Google and Apple have agreed to make required changes to their app stores to appease a UK regulator. They’ve agreed to make their mobile app stores fairer and more transparent to the benefit of thousands of developers.
Google and Apple promise to make their app stores fairer and more transparent
This information has been released by Britain’s antitrust regulator and relayed by Reuters. The Competition and Markets Authority (CMA) said that the two tech companies have “strategic market status” in smartphones. That happened back in October last year.
It was said that nearly all smartphones in Britain run Android or iOS operating systems. Their respective app stores and browsers have a clearly dominant position on those platforms. Therefore, something had to be done.
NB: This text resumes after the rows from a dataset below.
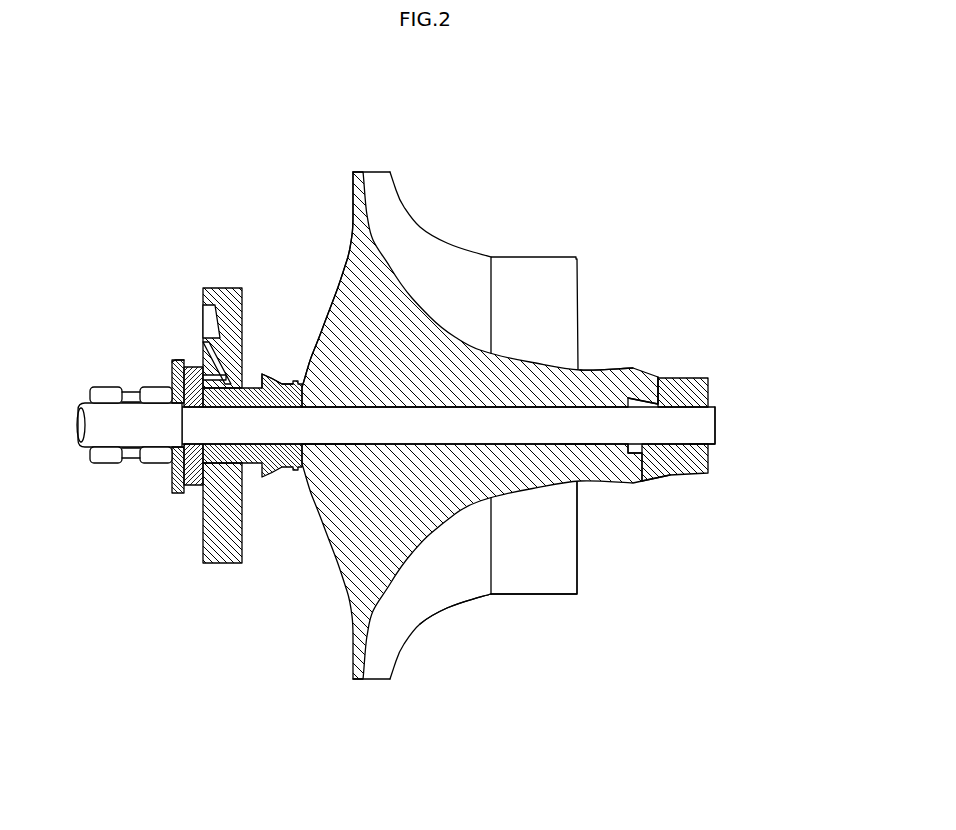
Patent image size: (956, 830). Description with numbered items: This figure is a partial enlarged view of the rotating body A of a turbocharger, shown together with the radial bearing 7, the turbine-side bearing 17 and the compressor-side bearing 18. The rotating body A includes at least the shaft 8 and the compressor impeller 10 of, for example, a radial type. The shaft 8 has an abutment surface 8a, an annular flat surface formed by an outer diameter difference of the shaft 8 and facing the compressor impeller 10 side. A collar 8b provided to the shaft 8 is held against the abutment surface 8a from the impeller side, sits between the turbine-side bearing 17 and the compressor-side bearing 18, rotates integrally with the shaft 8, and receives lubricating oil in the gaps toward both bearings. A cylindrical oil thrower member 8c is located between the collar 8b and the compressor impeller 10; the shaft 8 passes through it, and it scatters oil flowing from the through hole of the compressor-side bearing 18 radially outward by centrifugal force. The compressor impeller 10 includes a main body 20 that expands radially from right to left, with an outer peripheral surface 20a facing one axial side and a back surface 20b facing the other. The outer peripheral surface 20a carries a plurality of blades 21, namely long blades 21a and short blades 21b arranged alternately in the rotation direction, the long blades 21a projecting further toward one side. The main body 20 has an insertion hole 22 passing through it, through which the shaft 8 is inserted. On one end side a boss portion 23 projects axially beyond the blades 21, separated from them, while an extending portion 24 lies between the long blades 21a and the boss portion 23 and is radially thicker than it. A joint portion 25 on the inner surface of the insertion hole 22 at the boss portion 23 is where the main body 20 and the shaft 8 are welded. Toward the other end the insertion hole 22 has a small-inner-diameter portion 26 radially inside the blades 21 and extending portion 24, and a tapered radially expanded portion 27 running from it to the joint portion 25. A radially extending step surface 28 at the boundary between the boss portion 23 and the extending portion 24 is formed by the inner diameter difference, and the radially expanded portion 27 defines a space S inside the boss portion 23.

The compressor impeller 10 is at (497, 151).
The rotating body A is at (215, 151).
The main body 20 is at (355, 172).
The outer peripheral surface 20a is at (388, 267).
The back surface 20b is at (350, 248).
The blades 21 is at (450, 660).
The long blades 21a is at (550, 596).
The short blades 21b is at (472, 603).
The insertion hole 22 is at (353, 445).
The boss portion 23 is at (697, 378).
The extending portion 24 is at (605, 368).
The space S is at (654, 404).
The joint portion 25 is at (693, 446).
The small-inner-diameter portion 26 is at (563, 445).
The radially expanded portion 27 is at (677, 458).
The step surface 28 is at (668, 447).
The compressor-side bearing 18 is at (223, 563).
The turbine-side bearing 17 is at (177, 493).
The shaft 8 is at (83, 447).
The radial bearing 7 is at (117, 465).
The abutment surface 8a is at (172, 361).
The collar 8b is at (193, 367).
The oil thrower member 8c is at (275, 377).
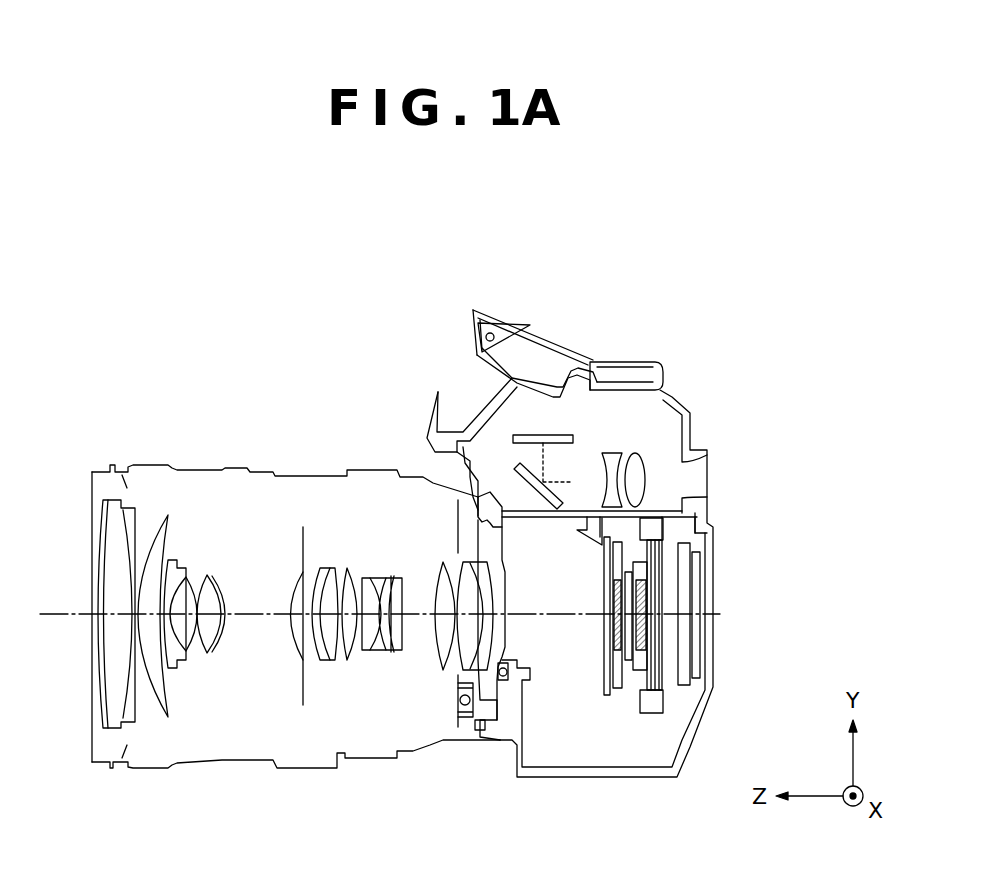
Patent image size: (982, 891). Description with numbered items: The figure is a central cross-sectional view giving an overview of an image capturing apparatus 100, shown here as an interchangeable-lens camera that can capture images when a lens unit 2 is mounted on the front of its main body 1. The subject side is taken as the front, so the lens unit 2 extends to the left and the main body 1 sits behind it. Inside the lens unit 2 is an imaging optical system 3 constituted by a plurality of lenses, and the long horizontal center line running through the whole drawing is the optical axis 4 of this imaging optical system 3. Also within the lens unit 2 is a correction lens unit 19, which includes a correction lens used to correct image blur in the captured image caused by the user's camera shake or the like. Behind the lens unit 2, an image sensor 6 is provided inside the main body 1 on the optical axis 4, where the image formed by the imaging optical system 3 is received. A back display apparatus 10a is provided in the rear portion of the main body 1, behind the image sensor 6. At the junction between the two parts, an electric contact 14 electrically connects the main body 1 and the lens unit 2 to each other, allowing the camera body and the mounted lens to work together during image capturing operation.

The image capturing apparatus 100 is at (563, 316).
The main body 1 is at (682, 380).
The lens unit 2 is at (222, 468).
The imaging optical system 3 is at (215, 730).
The optical axis 4 is at (55, 618).
The image sensor 6 is at (650, 628).
The back display apparatus 10a is at (697, 655).
The electric contact 14 is at (477, 727).
The correction lens unit 19 is at (368, 672).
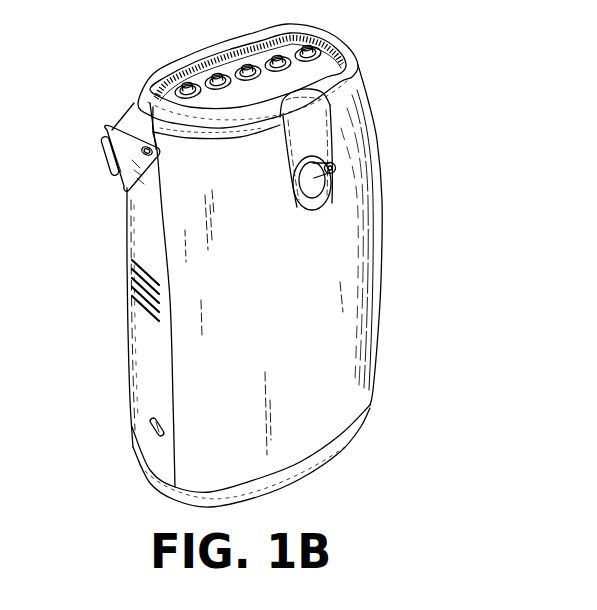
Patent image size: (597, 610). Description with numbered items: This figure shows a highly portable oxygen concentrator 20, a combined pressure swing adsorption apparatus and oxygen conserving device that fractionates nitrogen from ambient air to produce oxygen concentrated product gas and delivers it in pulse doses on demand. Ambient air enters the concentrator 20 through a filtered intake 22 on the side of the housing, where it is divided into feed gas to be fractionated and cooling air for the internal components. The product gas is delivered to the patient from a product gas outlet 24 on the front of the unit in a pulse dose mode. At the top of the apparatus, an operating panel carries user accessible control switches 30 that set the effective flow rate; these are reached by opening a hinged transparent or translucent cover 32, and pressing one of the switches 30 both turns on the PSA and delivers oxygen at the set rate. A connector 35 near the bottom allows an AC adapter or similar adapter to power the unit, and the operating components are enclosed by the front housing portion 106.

The oxygen concentrator 20 is at (388, 185).
The filtered intake 22 is at (132, 288).
The product gas outlet 24 is at (305, 178).
The control switches 30 is at (218, 77).
The cover 32 is at (347, 44).
The connector 35 is at (160, 442).
The front housing portion 106 is at (182, 247).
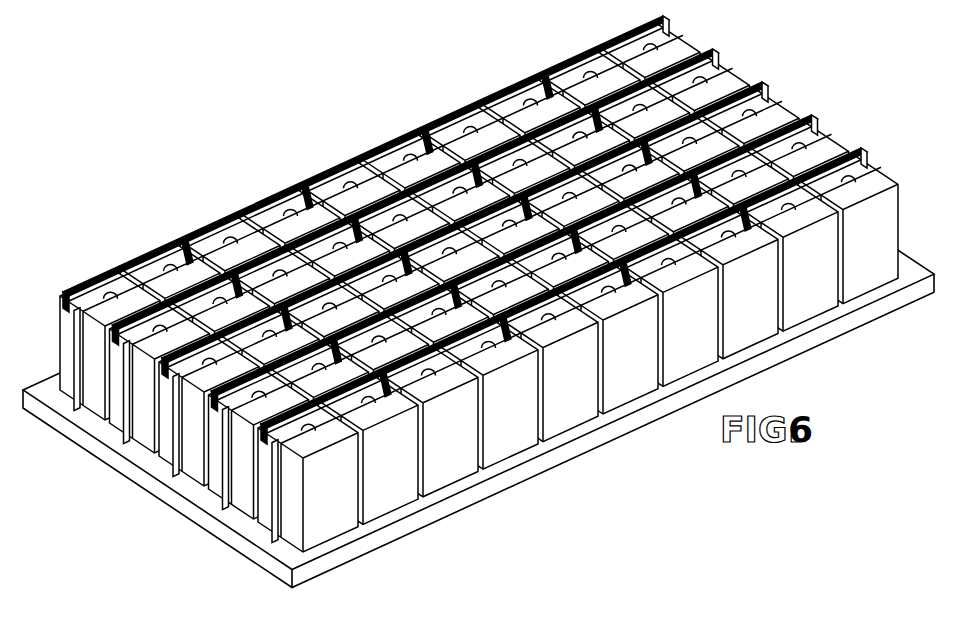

Under this new commitment, which both companies made, the companies have to review apps in a fair, objective, and transparent way. Developers will have the ability to request access to more of Apple’s features in iOS to push competing products out there.
Both companies had something to say following this decision
Both Apple and Google had something to say. Apple said: “The commitments announced today allow Apple to continue advancing important privacy and security innovations for users and great opportunities for developers.”
Google, on the other hand, said that it believes its existing developer practices were fair, objective, and transparent. However, the company welcomed the opportunity to resolve the CMA’s concerns.
It remains to be seen if this will change things, and to what degree. It should make it easier for developers to do their job and create more competitive products. It’s not easy to compete with a company that is also maintaining a platform on which you’re publishing your software products, that’s for sure. Things have to be fair and objective.